Maybe for reasons of circumspection the real causes of death cannot be published most especially if it is related to AIDS, there is another problem of proper diagnosis on the one hand and the other of useable medical histories.
From the tale of my NaijaBog friend, arriving at a proper diagnosis has been fraught with convention and opinion; the former on the assumption that he has malaria and the latter that it might be typhoid or something else.
It is a shame that there is no proper codification or analysis to pin this issue down, that he has therapeutic amelioration for malaria only to end up with another diagnosis related to some bacterial infection.
Many Nigerians do not have the benefit of a good diagnosis of their ailments for effective treatment to be administered for a guaranteed recovery for diseases and ailments that would not last days in better-equipped and knowledgeable settings.
You are now because of history
Where we have Nigerians of means who can avail themselves of international medical expertise; the lack of a medical history or poor knowledge of genetic issues leave doctors in the West having to deduce problems, which may not be common to their demographic.

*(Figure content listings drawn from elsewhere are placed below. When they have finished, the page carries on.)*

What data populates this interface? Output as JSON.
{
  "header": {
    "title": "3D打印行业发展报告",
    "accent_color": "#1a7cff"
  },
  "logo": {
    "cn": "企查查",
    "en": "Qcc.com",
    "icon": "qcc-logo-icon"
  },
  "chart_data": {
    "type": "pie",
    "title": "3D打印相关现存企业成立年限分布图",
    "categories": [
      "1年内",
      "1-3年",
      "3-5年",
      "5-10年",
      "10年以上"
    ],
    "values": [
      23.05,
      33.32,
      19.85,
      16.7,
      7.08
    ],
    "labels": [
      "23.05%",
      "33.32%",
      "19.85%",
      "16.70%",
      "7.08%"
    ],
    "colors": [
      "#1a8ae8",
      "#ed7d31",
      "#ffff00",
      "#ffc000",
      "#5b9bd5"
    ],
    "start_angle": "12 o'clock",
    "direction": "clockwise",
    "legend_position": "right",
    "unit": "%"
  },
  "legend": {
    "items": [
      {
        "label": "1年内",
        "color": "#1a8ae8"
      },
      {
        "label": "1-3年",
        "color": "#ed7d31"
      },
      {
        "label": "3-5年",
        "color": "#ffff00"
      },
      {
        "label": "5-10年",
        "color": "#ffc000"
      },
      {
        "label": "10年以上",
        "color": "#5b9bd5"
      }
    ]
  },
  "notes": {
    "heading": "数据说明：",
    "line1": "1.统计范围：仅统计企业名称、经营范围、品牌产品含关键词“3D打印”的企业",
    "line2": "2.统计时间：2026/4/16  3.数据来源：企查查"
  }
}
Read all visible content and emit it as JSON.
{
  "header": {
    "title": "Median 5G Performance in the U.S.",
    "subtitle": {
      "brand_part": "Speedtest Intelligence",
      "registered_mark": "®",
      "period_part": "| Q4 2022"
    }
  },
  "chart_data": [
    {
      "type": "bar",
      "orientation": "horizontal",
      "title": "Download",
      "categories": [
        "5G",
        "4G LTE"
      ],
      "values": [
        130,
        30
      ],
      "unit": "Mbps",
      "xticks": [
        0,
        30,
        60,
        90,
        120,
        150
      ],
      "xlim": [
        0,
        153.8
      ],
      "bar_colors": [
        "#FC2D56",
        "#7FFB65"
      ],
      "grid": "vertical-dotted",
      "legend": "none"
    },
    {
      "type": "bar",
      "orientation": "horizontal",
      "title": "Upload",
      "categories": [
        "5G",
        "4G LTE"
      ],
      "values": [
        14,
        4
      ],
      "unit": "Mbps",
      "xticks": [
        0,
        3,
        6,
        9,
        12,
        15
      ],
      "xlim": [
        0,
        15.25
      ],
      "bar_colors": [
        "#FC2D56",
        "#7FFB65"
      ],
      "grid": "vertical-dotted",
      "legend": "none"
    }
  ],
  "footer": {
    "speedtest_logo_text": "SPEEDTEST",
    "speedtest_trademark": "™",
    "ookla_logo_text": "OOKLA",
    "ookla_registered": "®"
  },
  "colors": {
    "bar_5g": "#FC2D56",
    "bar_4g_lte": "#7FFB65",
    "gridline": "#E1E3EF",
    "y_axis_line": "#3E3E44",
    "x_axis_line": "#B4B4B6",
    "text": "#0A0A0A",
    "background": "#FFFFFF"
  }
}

For instance, cosmetic surgery works well for Caucasians, but those activities require a different approach with black skin for the fact that scarring is more obvious.
The lack of knowledge of pre-disposed, pre-existing, congenital or even tropical conditions when consulting Western medical personnel means paying for care will not result in an equivalent cure.
Personal miracles lacking verifiable proof
Beyond medicine we have the hold of herbal or traditional medicine where medicine men, witch doctors or even religious soothsayers offer all sorts of cures for every kind of ailment.
There is a possibility and many do get cured from their testimonies, but not many can provide medical proof of a pre-existing condition that has received a touch of the miraculous.
Part of the society is also entranced by superstition that it is possible for some to believe that a serious or chronic medical condition is as a result of some voodoo activity of enemies or detractors.
The witch doctors feed into this mentality milking the victims of all resources, comforting the hapless customer with fear in the hope that some remote coercion can lift the hex off the person leading to a cure.
It makes you wonder which century we are in.
Tackling the bottlenecks
The approach to medicine in Africa needs to change; we have not been able to grapple with healthcare enough to address health properly.
The governments and ministers who thwart every attempt to objectively address health issues with religious and ignorant pronouncements need to be brought to book first then condemned for trying to turn that challenge to their rotten opinions into a race or religious argument.
We cannot continue to sacrifice Africans to ideology and politics when there is much to be done to deal with issues that decimate some of our most productive talent and resources.